Donned in our berets and having practiced our merci and bonjour we stepped into a little bit of France. Passers-by, dressed in red, blue and white, with berets pulled low over their ears and sporting stick-on mustaches were not deterred by the infliction of the Cape Winter and spirts were high. For this weekend, every year, everyone in Franschhoek speaks (or attempts to speak) French and being greeted in French with a toothless smile from a street vendor was testimony to the spirit of this festival.
Directed by a white-faced mime, dressed in his French Best, we made our way through winding market isles emanating the aromas of true French staples such as French Onion soup, croissants, crepes and brightly coloured Macaroons lined up in a rainbow display. There was no shortage of savoury sustenance as delectable deli meats, glistening olives and oozingly ripe cheeses vied for attention. Dotted amongst the French delicacies some South African favourites, such as Snoek, vetkoek and curry and rice proudly stood their ground.
We admired the art of Steve Jeffery, of The Chaveutevie, as he created his luscious Bastille Platter. Steve expertly arranged various specialty meats, cheeses, olives and breads on a large platter dotted with smooth segments of avocado drizzled with amber lashings of olive oil.

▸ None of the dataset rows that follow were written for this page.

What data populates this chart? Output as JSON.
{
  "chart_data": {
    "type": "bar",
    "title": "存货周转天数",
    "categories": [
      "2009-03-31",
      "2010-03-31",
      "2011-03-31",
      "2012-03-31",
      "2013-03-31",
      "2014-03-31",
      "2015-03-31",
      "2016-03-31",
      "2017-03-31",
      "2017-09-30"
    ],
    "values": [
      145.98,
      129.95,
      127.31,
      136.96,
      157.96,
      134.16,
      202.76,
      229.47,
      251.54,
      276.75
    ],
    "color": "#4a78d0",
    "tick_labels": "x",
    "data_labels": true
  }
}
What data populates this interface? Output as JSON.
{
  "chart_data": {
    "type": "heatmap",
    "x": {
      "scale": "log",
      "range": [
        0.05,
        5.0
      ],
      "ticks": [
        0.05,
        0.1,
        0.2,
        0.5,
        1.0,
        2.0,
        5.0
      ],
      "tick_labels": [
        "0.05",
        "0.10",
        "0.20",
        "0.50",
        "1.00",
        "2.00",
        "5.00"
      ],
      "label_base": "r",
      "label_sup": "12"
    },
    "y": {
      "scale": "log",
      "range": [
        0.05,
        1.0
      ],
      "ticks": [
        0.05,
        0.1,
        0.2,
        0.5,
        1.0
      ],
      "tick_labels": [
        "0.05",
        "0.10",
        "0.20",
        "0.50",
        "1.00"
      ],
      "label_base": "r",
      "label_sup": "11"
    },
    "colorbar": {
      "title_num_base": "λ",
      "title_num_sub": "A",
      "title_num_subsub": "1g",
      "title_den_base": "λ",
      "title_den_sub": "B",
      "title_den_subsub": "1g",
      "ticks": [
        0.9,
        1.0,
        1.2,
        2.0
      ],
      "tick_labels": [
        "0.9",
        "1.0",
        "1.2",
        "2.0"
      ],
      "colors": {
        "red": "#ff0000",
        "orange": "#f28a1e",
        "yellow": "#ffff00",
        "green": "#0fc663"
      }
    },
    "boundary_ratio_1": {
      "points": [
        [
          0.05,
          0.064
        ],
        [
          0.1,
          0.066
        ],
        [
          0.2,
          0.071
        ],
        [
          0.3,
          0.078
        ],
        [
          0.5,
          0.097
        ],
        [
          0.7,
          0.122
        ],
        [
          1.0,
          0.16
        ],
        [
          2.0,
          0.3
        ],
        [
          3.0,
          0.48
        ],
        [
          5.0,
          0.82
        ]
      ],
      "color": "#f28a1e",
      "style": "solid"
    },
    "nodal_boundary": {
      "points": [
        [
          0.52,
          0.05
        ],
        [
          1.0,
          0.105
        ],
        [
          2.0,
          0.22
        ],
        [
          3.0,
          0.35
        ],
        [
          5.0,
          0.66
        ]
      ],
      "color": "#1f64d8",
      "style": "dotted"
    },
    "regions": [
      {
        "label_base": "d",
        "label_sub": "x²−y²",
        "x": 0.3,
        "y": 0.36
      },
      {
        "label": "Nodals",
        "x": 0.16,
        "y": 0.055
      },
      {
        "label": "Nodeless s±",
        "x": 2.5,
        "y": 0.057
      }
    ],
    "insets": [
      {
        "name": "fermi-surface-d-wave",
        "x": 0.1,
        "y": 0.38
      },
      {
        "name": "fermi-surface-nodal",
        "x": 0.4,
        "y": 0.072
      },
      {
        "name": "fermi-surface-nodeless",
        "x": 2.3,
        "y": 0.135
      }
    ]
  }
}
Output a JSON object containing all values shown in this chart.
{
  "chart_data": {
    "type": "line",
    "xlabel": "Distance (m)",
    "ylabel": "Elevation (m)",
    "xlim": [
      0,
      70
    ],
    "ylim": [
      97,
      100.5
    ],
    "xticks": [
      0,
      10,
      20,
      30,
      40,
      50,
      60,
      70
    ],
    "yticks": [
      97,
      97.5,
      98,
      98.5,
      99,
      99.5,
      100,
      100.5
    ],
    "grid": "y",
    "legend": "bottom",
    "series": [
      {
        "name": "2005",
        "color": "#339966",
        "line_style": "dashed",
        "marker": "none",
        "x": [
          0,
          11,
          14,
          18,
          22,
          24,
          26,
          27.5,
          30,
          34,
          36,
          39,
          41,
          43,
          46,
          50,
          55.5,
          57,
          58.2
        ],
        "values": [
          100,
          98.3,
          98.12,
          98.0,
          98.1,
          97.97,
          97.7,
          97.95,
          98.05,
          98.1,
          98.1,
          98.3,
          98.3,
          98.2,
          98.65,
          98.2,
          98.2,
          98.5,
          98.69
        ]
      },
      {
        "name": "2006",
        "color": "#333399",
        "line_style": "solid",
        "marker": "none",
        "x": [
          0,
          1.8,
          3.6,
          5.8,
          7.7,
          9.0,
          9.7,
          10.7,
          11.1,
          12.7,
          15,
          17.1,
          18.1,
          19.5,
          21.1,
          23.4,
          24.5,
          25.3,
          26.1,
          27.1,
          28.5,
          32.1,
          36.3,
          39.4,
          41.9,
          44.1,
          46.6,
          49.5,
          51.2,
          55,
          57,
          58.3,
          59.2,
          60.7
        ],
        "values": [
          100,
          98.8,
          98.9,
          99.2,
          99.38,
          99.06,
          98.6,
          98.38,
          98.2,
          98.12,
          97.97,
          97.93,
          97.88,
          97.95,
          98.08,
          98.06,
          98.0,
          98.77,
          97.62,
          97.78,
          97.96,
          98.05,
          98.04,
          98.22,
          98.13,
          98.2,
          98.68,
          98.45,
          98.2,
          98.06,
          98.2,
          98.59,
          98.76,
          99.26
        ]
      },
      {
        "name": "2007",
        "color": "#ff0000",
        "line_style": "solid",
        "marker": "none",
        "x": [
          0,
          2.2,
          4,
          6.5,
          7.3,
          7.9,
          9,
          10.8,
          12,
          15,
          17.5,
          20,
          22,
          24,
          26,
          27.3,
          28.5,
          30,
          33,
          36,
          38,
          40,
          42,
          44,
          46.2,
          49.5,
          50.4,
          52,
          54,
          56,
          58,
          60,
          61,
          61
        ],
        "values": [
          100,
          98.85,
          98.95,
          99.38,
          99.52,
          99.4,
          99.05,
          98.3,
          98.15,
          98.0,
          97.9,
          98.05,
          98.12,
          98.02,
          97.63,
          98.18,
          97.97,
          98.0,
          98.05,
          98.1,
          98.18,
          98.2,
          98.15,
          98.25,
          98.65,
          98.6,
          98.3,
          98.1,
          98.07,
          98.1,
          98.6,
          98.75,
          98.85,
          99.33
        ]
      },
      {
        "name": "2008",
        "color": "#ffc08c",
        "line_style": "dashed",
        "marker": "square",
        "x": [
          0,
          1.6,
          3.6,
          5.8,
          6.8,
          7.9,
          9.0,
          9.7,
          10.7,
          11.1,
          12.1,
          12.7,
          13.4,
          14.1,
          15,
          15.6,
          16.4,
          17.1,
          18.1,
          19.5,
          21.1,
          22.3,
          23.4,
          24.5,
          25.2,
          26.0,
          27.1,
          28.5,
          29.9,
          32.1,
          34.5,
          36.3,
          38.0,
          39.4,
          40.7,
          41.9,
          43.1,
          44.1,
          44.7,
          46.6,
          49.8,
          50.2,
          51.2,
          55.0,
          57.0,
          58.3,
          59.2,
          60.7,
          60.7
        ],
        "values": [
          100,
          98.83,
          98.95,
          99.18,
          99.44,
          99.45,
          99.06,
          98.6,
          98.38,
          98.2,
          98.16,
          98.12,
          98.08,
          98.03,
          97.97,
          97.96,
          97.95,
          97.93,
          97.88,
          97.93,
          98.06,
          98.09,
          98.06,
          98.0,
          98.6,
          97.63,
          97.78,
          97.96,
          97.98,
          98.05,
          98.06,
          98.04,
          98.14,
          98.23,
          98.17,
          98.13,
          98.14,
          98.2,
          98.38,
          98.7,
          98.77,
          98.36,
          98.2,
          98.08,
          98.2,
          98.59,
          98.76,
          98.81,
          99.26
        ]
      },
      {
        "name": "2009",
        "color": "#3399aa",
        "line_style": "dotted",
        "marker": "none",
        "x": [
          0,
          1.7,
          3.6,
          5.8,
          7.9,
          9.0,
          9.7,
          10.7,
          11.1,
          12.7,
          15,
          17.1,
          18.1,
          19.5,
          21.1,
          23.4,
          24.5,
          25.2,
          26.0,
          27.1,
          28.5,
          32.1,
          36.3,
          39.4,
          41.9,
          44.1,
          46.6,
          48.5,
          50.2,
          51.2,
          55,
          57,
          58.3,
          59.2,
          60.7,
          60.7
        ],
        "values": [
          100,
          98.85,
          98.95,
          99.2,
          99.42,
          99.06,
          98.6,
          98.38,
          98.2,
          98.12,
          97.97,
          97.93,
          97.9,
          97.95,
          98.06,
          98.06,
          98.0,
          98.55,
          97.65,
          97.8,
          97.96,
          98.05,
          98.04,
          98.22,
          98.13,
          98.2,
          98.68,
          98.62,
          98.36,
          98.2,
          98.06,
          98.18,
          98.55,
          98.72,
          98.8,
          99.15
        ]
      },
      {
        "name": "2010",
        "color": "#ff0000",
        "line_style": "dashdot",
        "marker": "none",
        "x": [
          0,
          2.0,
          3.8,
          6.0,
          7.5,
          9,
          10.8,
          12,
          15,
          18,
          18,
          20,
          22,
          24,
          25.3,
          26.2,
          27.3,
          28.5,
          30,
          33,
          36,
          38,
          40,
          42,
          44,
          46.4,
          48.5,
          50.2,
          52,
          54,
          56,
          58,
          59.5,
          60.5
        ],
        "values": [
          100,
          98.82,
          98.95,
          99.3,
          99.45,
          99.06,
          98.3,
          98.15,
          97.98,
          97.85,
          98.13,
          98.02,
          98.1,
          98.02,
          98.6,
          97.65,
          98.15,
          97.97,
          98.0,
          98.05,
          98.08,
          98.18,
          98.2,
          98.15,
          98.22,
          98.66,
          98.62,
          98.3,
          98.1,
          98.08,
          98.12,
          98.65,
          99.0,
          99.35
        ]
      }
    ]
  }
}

27 Vignerons de Franschhoek, including award winning estates such as Anthonji Rupert Wines, Backsberg Estate Cellars, Boschendal, Dieu Donn, and Haute Cabrire were on display and tasted – all in the name of research of course. Local restaurants lineup irresistible glasses of golden ports inviting passersby into cozy eateries. Wines sold by the glass were vigorously sipped by festival goers in an attempt to keep spirit and flesh warm.
Local restaurants added their bit of French opulence producing French (and European) inspired menus for the duration of the festival. LErmitages lineup included Crepes and Macaroons, Reubens offered braised beef bourguignon while Anthonji Rupert Wines created Bistecca Fiorentina (a platter style meal).
The Bastille Festival is well worth the hours drive from Cape Town. It is suggested that you leave early for next years festival to avoid traffic and so that you find parking. Otherwise, make a weekend of it and find accommodation in this very charming little village.